The Premier League has contracted four times in the past couple of 23 years, and is making more money than ever. The wider the audience for a league, the more important the big teams become, and the more discardable the bottom-tier teams become.
That model makes sense for a country the size of Louisiana. You have, for all intents and purposes, a three-team league where 2 of the teams play in London and the third in by far and away the next-largest city. No matter where you live, you are never more than 300 miles from a championship contending team.
This would be like the province of Quebec having its own elite major hockey league, where the championships are always won by one of the teams in Montreal or QC. Everybody else is there to play the role of Washington Generals. Naturally, those two highly elite teams are going to be marketable and make a ton of money. Whether Val-d'Or has a team is trivial. Relegating scrub teams is an afterthought, because the fans in those towns will still follow the league passiontely.
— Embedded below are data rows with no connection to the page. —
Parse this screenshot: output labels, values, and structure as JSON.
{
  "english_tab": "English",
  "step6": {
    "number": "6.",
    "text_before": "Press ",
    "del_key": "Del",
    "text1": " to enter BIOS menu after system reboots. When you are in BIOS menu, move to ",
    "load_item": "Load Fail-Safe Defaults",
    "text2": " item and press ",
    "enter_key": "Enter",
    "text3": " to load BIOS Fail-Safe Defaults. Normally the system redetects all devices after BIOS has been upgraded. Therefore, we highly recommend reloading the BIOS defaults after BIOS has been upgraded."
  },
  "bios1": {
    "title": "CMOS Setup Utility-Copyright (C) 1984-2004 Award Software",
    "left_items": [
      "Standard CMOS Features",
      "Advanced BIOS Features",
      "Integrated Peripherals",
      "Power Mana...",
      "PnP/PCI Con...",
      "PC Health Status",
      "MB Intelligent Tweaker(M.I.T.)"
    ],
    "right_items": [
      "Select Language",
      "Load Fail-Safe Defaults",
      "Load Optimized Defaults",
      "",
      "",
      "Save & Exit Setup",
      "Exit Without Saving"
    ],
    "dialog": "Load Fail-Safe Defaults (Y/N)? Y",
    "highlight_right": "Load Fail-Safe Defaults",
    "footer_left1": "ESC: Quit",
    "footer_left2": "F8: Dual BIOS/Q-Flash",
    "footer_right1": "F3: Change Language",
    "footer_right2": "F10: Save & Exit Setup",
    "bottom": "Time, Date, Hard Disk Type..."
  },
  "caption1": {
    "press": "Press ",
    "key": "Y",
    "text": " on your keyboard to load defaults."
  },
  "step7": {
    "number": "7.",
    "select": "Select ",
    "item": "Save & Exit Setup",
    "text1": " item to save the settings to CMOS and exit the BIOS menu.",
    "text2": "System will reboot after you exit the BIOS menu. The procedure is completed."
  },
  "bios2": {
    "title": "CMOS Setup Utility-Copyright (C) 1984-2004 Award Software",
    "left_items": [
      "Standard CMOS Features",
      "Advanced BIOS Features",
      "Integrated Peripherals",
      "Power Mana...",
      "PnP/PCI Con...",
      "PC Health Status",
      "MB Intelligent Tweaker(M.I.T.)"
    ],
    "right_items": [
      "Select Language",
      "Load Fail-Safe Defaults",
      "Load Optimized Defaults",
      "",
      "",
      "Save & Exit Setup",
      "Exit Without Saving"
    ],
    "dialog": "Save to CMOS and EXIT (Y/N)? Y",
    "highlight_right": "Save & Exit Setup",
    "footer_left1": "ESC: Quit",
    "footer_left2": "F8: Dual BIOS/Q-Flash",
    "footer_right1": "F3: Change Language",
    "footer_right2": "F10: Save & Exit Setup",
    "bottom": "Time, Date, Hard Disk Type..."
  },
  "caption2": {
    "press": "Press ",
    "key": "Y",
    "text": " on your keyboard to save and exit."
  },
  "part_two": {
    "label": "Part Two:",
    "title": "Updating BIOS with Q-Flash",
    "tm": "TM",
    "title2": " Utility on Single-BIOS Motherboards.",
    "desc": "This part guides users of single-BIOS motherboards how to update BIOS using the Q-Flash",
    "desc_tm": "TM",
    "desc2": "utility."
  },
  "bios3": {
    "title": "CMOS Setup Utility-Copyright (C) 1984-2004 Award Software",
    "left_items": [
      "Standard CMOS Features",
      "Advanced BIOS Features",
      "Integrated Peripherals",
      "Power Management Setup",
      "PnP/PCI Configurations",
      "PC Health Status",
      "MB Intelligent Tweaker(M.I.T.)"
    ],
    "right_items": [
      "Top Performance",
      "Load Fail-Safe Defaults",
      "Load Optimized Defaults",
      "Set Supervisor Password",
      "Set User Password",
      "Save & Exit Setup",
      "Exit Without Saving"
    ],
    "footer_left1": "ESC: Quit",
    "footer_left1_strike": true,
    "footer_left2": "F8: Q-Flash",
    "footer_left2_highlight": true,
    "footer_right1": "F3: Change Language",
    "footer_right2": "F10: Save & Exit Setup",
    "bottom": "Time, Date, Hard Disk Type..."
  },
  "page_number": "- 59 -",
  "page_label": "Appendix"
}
But in the United States, you're not going to make tons of money in a league where only New York and LA win championships. People aren't going to follow a team that plays 1500 miles away. In order to make the league viable on a national level, each major population center needs to be represented by a team -- and
that team needs to be good enough on its own to survive financially. Whether they're relegated to the "minors" or simply scrape rock-bottom for a decade straight like the Islanders doesn't matter. If the team isn't relevant, it won't sell, and it will lose money (unless it has the good fortune to be the Leafs or Knicks). That means the league fades from view as well, as entire cities get turned off of the product.
Yeah, you'll still sell tons of jerseys for the NYC and LA teams. Yeah, they'll probably get good ratings in one-off events like the championship game or a New Year's matchup. But generally speaking you'll be running an extremely unhealthy league where the majority of teams are constantly on the brink of failure. Never mind the legal and practical barriers.